We can’t get rid of or simplify things like advertising, trade or prices without having the full control and know-how of how it could be taken care of. Better systems come into place through compossibility, not dialectical increments. It’s grand leap creativity versus incremental creativity; it’s policies versus politicians. Some things are impossible to change about the world right now, and so we need to focus on the actual changes which are possible - starting from the human, moral argument, the moral cause which can raise the power of the people in collective motion. This is what gives us intrinsic motivation and a sense of wonder and excitement.
To know more we need to engage ourselves closely with the kinds of thinking which actually go on in designing these systems and keeping them in place. We need to be one step ahead. We all need to think more and target how to actually get to what we want to know. We need to keep asking ourselves and challenging ourselves to think.

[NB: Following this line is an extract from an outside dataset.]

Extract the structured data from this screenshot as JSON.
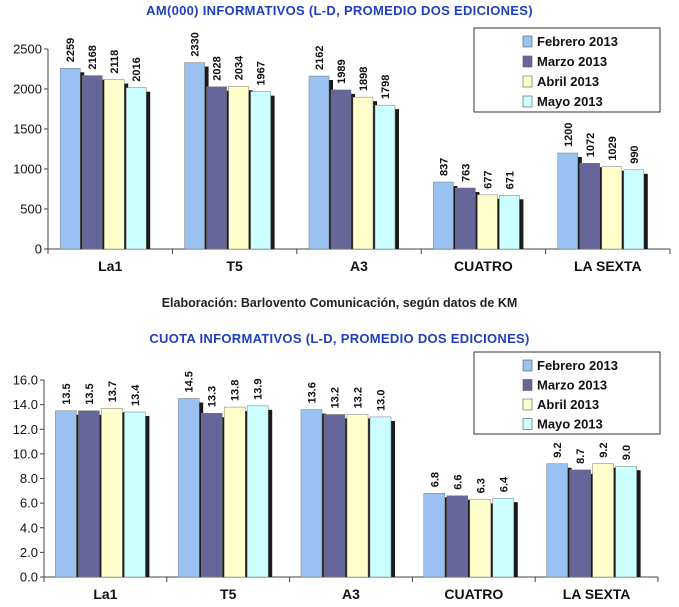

The world needs a shift away from parasitic elite systems of control - that is the main fundamental aspect. It’s not detail, but we need to get involved with the detail and actually cover the specifics in our thoughts, when we think, to be able to defend our views and explain more. That’s how we can convince people to defend meritocracy and convey that it’s the right system to get behind - why? Because no amount of anything less is actually substantial enough to change their minds for the right reasons - it would be magical thinking and delusion, then, to think we can convince people of rational understanding by emotional or psychological means. Offer the full picture and state your case. Be reasonable and stay calm, with your responses measured and fair.
Focus on the people who would care the most about meritocracy right now and who will be persuaded by argument. When we reach 10% of the population, everyone else will join our side.
We begin by focusing on the fundamentals. These are mathematical principles that cut across all other aspects. That’s what we’re supposed to be thinking about.